Disrupting the freight industry with Big Data, this company is making waves
Continuing their mission to make international freight shipping more transparent and efficient, Jerusalem-based Freightos announced today that they had brought in £20 million as part of a Series B extension round.
Leading the funding was GE Ventures who see their investment in the startup as a strategic investment, integral to their global business that relies heavily on shipping and logistics. “The larger theme of freight digitalization is a strong strategic complement for General Electric’s role as the world’s leading digital industrial company,” explains Jonathan Pulitzer, managing director of GE Ventures in Israel.
Along with GE, previous investors including Aleph VC, Annox Capital, Gold Lion Holdings Limited, ICV, Master (HK) Toys, MSR Capital, OurCrowd, Sadara Ventures, and others, participated in the round, bringing Freightos to a total of £40 million in lifetime funding.
According to a statement in their release, Freightos intends to use the funds to scale their marketplace globally while continuing development of their software suite of global freight pricing, routing, and sales automation.
CEO Zvi Schreiber founded the Jerusalem-based company in late 2011. Having previously worked at an electronics company, Schreiber was astounded at how cumbersome it was to organize basic shipments from China to the United States, perhaps the most chartered shipping route in recent decades.
In the past, companies looking to send shipments relied on complicated Excel sheets for matching times and routes to determine prices.
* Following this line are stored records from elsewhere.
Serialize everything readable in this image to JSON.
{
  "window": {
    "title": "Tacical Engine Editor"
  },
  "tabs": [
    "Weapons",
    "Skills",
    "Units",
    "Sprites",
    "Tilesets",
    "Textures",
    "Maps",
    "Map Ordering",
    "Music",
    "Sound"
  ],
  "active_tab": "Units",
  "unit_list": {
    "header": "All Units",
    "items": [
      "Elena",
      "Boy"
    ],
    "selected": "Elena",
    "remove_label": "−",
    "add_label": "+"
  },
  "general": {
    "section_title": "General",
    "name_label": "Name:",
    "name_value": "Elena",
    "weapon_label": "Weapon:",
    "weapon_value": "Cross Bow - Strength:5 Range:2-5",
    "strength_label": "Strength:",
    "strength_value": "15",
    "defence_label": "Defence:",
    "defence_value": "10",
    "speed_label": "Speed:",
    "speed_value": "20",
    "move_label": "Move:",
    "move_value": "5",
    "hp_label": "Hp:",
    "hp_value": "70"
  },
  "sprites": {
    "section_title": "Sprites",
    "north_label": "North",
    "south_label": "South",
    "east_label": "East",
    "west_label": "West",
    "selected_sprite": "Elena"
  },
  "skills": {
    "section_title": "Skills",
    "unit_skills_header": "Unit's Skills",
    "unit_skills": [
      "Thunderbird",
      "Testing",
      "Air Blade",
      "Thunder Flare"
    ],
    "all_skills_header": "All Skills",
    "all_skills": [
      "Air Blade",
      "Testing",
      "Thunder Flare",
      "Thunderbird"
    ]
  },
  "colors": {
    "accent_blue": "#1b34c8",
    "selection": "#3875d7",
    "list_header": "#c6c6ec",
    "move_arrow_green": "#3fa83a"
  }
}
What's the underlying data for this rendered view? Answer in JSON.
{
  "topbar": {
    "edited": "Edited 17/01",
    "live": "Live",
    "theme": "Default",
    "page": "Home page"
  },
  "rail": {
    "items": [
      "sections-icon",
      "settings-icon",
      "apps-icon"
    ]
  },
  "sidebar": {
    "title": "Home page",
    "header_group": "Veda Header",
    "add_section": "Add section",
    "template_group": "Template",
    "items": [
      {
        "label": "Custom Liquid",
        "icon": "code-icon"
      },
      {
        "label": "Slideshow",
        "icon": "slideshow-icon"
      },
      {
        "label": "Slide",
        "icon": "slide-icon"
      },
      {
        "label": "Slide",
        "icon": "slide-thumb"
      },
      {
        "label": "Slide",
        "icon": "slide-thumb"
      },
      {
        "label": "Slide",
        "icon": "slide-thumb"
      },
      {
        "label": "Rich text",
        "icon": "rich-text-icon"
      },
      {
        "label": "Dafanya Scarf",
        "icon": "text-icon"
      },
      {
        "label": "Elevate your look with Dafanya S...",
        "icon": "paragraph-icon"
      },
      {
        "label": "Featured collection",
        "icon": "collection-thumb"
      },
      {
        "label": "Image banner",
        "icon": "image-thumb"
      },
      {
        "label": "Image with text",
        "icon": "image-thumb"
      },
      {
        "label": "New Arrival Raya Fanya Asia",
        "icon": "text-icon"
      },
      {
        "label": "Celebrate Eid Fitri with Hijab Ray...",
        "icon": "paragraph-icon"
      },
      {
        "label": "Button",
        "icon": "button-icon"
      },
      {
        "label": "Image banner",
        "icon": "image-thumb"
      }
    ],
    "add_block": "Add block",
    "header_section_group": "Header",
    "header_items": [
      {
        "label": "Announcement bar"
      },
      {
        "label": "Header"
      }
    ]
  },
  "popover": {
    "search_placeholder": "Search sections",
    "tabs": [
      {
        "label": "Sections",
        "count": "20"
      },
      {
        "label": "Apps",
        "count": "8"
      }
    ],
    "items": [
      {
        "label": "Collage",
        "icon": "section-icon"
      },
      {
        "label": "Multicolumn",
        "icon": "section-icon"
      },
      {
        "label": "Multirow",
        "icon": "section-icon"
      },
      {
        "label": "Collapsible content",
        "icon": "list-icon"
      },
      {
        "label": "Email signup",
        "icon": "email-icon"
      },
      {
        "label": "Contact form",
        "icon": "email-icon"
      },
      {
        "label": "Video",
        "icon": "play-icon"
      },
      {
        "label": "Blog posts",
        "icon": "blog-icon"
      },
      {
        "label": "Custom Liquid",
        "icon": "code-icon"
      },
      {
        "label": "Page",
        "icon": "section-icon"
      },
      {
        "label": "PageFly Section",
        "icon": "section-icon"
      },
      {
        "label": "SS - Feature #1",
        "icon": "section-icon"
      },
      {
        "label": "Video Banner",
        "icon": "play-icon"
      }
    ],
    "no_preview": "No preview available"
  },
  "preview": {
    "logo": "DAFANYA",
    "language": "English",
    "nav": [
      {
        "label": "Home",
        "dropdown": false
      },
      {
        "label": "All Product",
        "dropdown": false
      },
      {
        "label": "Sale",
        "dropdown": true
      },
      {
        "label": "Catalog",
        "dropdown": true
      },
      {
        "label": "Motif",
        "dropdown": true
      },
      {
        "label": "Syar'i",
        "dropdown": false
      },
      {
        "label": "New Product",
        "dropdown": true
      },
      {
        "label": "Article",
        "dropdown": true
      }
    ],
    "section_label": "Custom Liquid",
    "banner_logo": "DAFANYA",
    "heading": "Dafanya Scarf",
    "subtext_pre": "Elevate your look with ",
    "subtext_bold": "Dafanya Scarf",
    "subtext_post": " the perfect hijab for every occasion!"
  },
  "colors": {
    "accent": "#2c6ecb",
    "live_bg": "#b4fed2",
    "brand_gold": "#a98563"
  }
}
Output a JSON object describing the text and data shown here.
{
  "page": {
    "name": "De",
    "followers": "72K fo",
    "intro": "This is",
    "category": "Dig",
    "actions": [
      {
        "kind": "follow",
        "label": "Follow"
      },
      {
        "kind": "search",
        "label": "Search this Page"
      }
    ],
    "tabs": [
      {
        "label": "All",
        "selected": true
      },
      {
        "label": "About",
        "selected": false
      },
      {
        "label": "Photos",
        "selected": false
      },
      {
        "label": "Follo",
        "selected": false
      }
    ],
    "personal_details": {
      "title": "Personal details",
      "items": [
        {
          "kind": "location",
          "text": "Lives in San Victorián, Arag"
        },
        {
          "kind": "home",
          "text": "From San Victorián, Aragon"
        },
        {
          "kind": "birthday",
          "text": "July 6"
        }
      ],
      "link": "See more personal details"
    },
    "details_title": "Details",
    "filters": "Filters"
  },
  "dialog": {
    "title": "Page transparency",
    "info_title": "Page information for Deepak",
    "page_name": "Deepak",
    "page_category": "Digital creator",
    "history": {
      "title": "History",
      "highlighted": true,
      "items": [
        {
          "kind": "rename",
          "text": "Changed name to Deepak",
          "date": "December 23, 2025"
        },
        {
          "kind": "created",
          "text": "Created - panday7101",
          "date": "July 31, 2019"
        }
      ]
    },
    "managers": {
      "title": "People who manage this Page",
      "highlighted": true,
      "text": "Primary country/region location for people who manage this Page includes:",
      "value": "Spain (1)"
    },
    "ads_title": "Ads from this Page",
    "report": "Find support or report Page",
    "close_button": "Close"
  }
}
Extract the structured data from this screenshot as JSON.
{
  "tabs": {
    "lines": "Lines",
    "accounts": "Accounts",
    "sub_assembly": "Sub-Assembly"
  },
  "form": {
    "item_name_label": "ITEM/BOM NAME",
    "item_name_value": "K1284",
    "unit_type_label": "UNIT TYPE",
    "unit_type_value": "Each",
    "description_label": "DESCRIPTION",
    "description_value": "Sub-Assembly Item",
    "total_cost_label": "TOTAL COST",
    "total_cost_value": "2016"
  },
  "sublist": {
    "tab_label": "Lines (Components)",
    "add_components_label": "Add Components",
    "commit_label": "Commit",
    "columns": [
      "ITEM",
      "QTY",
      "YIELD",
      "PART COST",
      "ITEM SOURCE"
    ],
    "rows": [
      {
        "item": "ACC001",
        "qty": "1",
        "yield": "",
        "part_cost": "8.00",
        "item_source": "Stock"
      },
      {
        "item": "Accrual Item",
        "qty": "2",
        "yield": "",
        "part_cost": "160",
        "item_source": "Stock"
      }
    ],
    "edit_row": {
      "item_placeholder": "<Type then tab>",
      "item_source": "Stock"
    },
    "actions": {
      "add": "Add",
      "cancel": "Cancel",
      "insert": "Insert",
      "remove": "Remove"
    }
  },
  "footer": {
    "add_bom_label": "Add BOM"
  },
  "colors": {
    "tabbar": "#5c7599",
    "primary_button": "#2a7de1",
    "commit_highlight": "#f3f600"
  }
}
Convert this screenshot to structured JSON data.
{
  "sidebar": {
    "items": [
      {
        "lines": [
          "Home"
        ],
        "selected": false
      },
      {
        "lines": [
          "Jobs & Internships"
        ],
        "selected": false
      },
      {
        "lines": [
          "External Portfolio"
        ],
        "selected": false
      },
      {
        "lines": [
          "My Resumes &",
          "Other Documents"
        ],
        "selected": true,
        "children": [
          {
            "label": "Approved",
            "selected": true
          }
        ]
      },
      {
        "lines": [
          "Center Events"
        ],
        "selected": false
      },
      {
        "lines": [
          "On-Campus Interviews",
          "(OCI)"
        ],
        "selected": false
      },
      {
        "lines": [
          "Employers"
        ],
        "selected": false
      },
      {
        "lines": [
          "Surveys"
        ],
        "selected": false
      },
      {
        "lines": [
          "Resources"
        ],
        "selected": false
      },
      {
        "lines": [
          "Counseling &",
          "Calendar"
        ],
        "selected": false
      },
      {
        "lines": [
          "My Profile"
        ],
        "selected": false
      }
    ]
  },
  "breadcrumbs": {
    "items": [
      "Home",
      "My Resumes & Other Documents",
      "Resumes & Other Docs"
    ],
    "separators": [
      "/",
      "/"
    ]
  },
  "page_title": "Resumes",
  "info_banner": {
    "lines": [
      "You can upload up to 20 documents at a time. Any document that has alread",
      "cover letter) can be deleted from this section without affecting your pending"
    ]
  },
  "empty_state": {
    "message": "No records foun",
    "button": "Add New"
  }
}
This system was opaque and left all but a few in the dark, making shipping both inexcusably expensive and ghastly inefficient.
What has emerged from Freightos is a cloud-based repository where the new prices and details are uploaded to help their clients sort through the large quantities of data more efficiently, helping them provide clients with instant quotes.
Having launched their product in July 2016, they now have over 1,000 global logistics providers around the world working on their marketplace platform.
The company has experienced significant growth over the past year and a half since the announcement of the first part of their £11 million Series B in September 2015. They have nearly doubled their staff to a team of around 150 across their five global locations, including sales offices in Taiwan, Hong Kong, and Germany. They have also expanded the routes that they cover from the massive China-US line to include imports from India and greater South East Asia. The company are looking at expanding even further, including Europe, in the near future.